Installation of a system in the Node 304 is reasonably logical. We remove the hard drive supports and top bar from the case (9 screws in total) and then add our motherboard standoffs before screwing the board in place (Mini-ITX or DTX). At this point we also add the PSU again screwing in place. For those who are installing a longer graphics card one of the drive bays may not fit, reducing the drive capability to four 2.5/3.5" devices and we would recommend installing HDs from the right side towards the left side to leave a maximum amount of room for wiring... a modular PSU would help also.
As noted before 310mm cards are supported (provided the PSU is shorter than 160mm) and the case will also accept tower coolers of up to 165mm.
In our case we went with a Core i5-3330 CPU (Noctua NH-L12 cooler), 2x4GB of DDR3, GeForce GTX 670 GPU and 500GB SATA drive.

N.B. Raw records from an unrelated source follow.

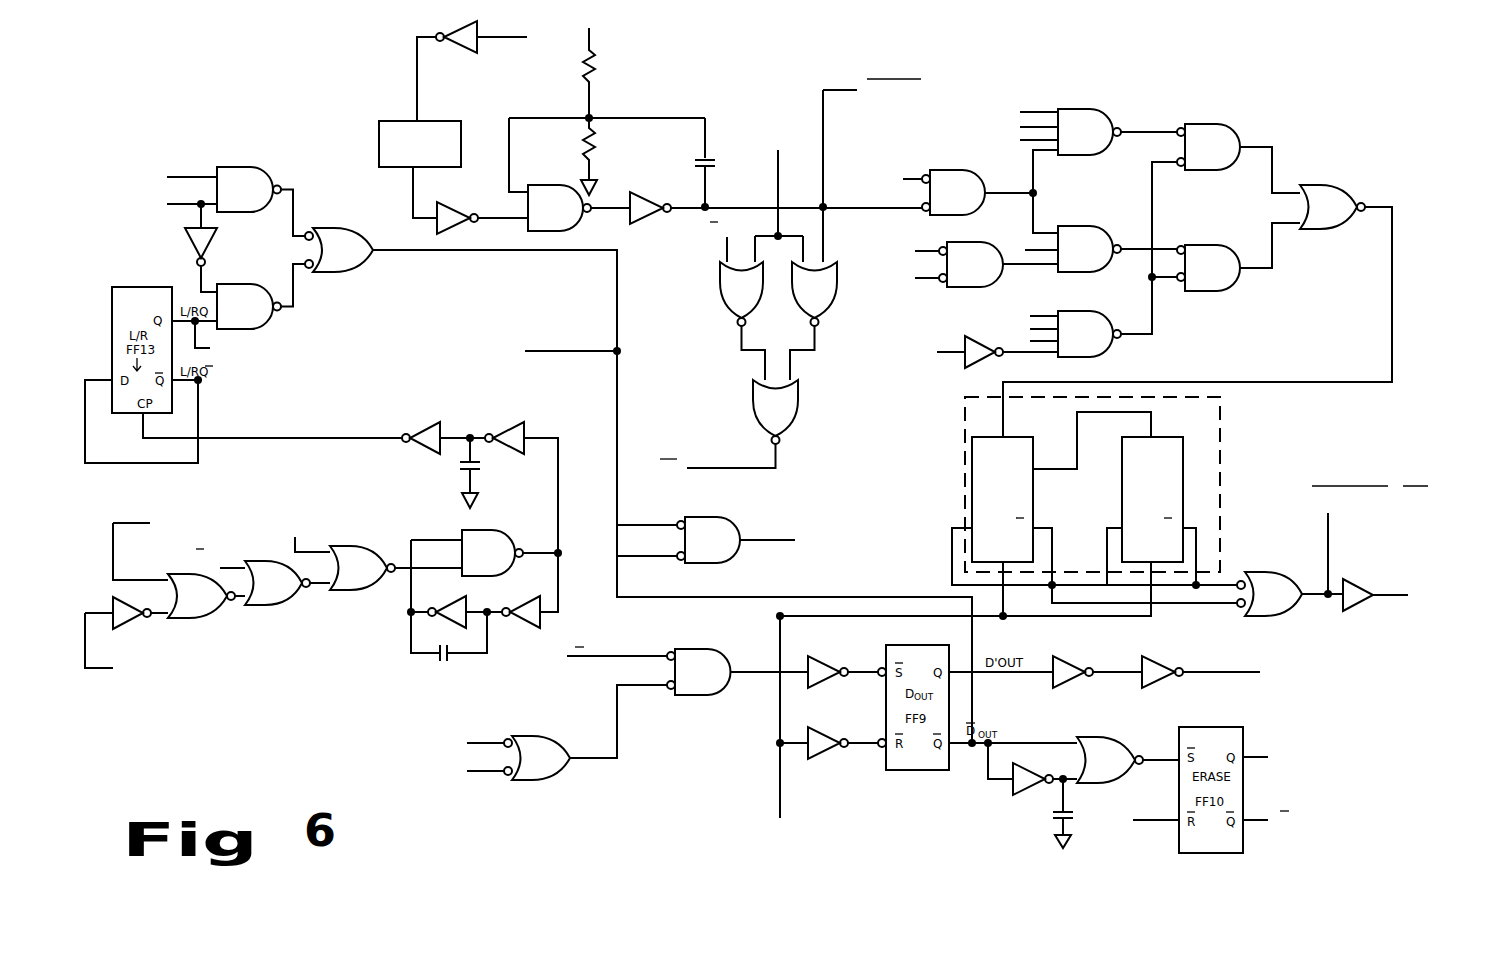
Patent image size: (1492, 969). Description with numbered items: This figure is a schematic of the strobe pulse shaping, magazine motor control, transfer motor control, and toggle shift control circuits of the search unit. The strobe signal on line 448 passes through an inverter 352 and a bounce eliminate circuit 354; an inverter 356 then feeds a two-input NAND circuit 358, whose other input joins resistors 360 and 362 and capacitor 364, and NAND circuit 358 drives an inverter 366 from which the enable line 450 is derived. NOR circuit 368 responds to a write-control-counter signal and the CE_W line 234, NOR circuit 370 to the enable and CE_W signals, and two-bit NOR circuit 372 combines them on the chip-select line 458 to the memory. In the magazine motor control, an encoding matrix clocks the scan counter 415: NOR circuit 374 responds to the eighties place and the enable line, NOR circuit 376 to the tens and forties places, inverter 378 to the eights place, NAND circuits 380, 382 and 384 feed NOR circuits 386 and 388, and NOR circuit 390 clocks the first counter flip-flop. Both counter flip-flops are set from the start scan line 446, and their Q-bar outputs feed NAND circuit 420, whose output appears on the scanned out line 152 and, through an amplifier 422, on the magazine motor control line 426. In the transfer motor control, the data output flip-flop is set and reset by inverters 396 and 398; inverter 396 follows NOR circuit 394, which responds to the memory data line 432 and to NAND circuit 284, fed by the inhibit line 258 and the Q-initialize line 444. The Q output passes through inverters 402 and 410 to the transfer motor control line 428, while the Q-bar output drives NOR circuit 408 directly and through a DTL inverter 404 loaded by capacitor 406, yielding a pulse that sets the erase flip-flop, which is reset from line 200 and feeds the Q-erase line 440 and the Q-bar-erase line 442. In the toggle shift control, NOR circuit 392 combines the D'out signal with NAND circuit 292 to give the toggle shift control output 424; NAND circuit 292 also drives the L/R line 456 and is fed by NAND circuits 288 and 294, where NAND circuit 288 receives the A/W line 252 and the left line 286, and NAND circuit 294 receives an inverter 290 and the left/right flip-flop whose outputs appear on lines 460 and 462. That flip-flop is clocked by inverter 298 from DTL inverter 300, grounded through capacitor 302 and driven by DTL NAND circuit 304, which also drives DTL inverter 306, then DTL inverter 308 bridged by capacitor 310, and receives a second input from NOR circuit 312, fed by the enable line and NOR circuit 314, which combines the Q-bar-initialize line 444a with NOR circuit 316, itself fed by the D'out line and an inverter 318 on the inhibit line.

The scanned out line 152 is at (1328, 540).
The R_s line 200 is at (1150, 820).
The CE write clock line 234 is at (778, 200).
The A/W line 252 is at (175, 204).
The inhibit line 258 is at (105, 668).
The NAND circuit 284 is at (560, 782).
The left line 286 is at (192, 177).
The NAND circuit 288 is at (265, 167).
The inverter 290 is at (210, 243).
The NAND circuit 292 is at (350, 272).
The NAND circuit 294 is at (262, 329).
The inverter 298 is at (430, 422).
The DTL inverter 300 is at (515, 422).
The capacitor 302 is at (480, 464).
The DTL NAND circuit 304 is at (530, 522).
The DTL inverter 306 is at (540, 624).
The DTL inverter 308 is at (462, 598).
The capacitor 310 is at (436, 660).
The NOR circuit 312 is at (345, 590).
The NOR circuit 314 is at (275, 605).
The NOR circuit 316 is at (205, 620).
The inverter 318 is at (125, 625).
The inverter 352 is at (475, 50).
The bounce eliminate circuit 354 is at (379, 130).
The inverter 356 is at (470, 196).
The NAND circuit 358 is at (545, 185).
The resistor 360 is at (596, 70).
The resistor 362 is at (596, 150).
The capacitor 364 is at (712, 160).
The inverter 366 is at (645, 194).
The NOR circuit 368 is at (720, 290).
The NOR circuit 370 is at (837, 290).
The NOR circuit 372 is at (800, 400).
The NOR circuit 374 is at (945, 170).
The NOR circuit 376 is at (960, 288).
The inverter 378 is at (975, 368).
The NAND circuit 380 is at (1098, 109).
The NAND circuit 382 is at (1095, 226).
The NAND circuit 384 is at (1105, 310).
The NOR circuit 386 is at (1222, 124).
The NOR circuit 388 is at (1218, 291).
The NOR circuit 390 is at (1335, 185).
The NOR circuit 392 is at (712, 517).
The NOR circuit 394 is at (700, 695).
The inverter 396 is at (820, 660).
The inverter 398 is at (820, 733).
The inverter 402 is at (1075, 663).
The DTL inverter 404 is at (1022, 793).
The capacitor 406 is at (1050, 820).
The NOR circuit 408 is at (1130, 730).
The inverter 410 is at (1165, 661).
The scan counter 415 is at (1222, 483).
The NAND circuit 420 is at (1270, 572).
The amplifier 422 is at (1355, 611).
The L/R toggle shift control line 424 is at (770, 540).
The magazine motor control line 426 is at (1385, 594).
The transfer motor control line 428 is at (1228, 672).
The D out bar line 432 is at (590, 656).
The Q_erase line 440 is at (1258, 757).
The Q-bar_erase line 442 is at (1260, 820).
The Q_initialize line 444 is at (480, 771).
The Q-bar_initialize line 444a is at (240, 568).
The start scan line 446 is at (780, 808).
The strobe line 448 is at (505, 37).
The enable line 450 is at (823, 166).
The L/R line 456 is at (555, 351).
The CS bar line 458 is at (710, 468).
The L/R Q line 460 is at (210, 348).
The L/R Q-bar line 462 is at (205, 380).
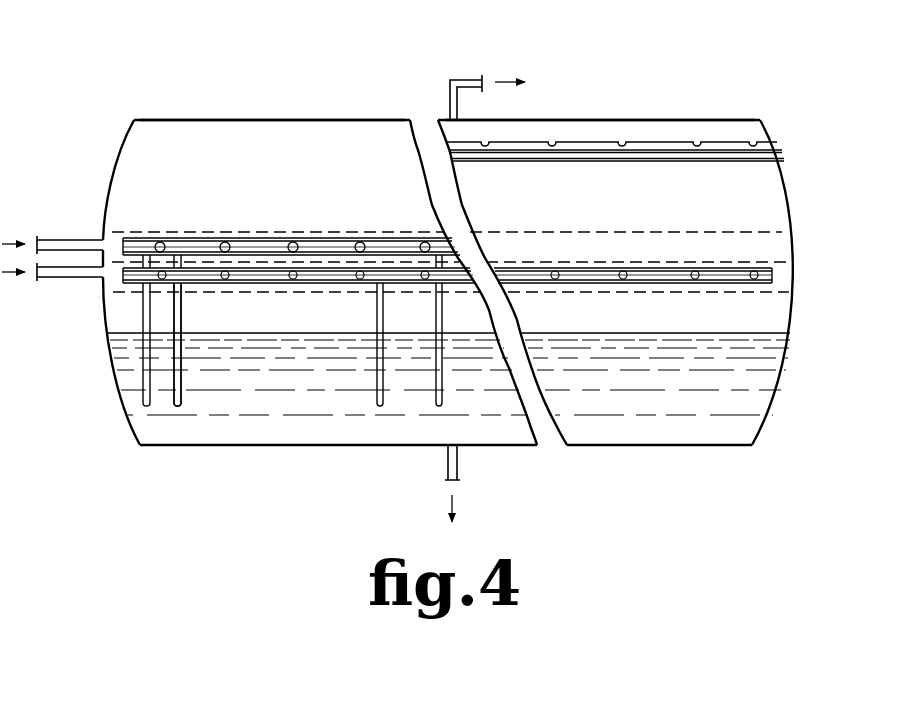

We went with the stock fans and high fan speed for our test, which actually was very quiet thanks to the high quality Fractal fans in this chassis. With high fan speed, something we would recommend with a discrete GPU and more powerful CPU, the case temperatures were very good for such a compact chassis. Those using an integrated GPU and i3 CPU for HTPC use should find that low fan speed is more than adequate in this case.